Talk Therapy and Analysis of Obsessions

Many people who see a therapist are looking to analyze their emotions and thought processes in order to get a better understanding of themselves and their experiences. Looking for insight or clarity about the content of obsessions is one big compulsion that many people with OCD perform mentally. It is called rumination. The person is focusing their attention on the intrusive thoughts and trying to figure out why they’re having them, what they mean, if they are true, etc. They are doing this to seek certainty that does not exist, which renders rumination useless.   Do not pay a talk therapist to perform compulsions in their office! You’ve likely already been down the analysis road time and time again and you do not need to pay a therapist to keep you there.

Why It Doesn’t Work

First, it pays far too much attention to the obsessions when the goal of treatment is to stop over-responding to obsessions that are unimportant. It is the attention paid to obsessions, and over-responding through compulsions, that keeps the OCD brain overestimating risk and danger. Rumination also offers the person with OCD, who has difficulty tolerating uncertainty, a false sense of control. They believe that the more they try and solve something, the more likely they are to find the answer. This sounds a lot like “If I just think about this one more time, I’ll know for certain." It is a trap. Lastly, trying to find meaning within intrusive thoughts implies that they might mean something about the person experiencing them. This is a nightmare for someone with OCD who experiences intrusive thoughts about the last thing they would ever want to think about or carry out.   Asking a client with unwanted violent thoughts a question like “Where is this rage and violence coming from within you?” would crush someone with OCD. It would likely intensify the terror they feel and contribute to the false belief that these thoughts are important and bad and that they are bad. Even a mental compulsion is a behavior, as the person is choosing to respond mentally to the obsession. Talking about the content of obsessions is a mental behavior you’ll want to avoid, not one to spend entire therapy sessions engaging in. 

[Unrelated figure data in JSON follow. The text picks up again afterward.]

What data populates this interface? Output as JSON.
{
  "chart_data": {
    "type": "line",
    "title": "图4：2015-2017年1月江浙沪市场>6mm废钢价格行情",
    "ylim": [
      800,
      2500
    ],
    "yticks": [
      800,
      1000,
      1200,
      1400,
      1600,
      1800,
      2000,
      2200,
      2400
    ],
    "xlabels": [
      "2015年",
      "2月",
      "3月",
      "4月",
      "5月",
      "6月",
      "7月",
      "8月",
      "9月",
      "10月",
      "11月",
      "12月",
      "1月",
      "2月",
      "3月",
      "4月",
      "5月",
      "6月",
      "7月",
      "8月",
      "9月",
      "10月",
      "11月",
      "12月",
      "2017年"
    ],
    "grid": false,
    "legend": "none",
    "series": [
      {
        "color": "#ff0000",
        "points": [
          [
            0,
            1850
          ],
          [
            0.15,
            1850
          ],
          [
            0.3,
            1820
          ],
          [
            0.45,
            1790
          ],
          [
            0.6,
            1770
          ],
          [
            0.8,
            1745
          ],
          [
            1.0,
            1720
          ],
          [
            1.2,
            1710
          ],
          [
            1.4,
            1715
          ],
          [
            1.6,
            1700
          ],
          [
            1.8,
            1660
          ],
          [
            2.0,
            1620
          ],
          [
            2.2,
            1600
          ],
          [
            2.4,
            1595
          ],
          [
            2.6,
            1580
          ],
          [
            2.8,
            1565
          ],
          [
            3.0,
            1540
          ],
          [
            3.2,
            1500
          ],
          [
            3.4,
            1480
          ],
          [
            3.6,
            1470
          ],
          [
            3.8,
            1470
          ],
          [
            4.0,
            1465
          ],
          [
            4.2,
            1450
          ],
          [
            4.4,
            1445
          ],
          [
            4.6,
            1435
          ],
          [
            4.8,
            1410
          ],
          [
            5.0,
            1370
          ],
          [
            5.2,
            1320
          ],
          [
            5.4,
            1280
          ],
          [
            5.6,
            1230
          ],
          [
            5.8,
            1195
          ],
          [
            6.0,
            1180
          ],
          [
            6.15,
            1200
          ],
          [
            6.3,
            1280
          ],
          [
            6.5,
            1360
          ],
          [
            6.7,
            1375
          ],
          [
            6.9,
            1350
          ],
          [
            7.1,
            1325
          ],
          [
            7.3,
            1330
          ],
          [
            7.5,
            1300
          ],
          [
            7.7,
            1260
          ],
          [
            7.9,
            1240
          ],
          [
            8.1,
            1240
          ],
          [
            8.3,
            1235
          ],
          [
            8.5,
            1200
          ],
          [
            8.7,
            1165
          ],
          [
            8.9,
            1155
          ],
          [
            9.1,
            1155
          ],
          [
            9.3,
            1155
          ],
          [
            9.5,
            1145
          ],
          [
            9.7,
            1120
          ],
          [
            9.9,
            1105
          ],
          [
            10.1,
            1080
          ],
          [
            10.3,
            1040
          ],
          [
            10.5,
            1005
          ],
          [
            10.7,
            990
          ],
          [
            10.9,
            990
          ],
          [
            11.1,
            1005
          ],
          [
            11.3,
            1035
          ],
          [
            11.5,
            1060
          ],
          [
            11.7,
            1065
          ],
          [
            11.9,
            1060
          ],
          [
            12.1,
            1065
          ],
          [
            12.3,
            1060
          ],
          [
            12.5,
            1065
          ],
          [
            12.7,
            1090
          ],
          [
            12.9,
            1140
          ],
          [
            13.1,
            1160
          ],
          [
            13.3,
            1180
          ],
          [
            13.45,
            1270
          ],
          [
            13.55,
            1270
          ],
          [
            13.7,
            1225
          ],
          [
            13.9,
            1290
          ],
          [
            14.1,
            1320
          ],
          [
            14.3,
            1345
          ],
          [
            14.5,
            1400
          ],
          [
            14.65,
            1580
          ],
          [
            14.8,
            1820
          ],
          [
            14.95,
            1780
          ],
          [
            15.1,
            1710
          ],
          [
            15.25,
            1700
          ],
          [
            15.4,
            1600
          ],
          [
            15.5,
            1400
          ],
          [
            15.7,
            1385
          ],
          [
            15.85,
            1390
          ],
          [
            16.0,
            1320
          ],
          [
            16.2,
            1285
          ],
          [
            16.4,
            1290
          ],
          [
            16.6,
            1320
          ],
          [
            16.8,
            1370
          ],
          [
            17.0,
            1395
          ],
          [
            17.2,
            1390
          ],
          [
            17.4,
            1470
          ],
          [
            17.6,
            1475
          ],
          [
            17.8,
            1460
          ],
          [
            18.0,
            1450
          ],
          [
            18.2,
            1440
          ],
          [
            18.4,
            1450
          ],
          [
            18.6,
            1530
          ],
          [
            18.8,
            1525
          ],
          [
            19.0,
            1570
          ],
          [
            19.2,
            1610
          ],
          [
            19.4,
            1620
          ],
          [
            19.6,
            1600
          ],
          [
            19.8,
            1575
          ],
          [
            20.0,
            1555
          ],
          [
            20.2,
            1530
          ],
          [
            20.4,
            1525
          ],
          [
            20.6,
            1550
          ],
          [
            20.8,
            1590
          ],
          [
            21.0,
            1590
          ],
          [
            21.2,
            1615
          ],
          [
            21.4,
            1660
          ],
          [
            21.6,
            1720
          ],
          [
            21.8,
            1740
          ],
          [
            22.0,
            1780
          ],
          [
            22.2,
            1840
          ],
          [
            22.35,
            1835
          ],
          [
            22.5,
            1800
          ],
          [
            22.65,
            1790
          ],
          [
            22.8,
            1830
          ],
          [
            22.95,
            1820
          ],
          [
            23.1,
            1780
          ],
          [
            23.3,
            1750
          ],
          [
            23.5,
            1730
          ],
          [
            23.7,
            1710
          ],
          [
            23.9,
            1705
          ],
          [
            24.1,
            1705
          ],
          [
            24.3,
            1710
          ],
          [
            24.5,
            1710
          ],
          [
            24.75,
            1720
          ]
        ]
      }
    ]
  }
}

The Role of an OCD Therapist

When a therapist works with someone who has OCD, their role is to help the client better tolerate uncertainty, anxiety, and discomfort.  It is to better help you accept the presence of uncomfortable thoughts and feelings without resistance and without engaging with them compulsively.  If your therapist asks you to stop or replace thoughts, along with meaning-making and offering reassurance about thoughts, it will rob you of the ability to learn that thoughts and feelings will come and go without you doing anything about them. ERP will teach you that thoughts and feelings are not dangerous and that not everything you think and feel needs attention.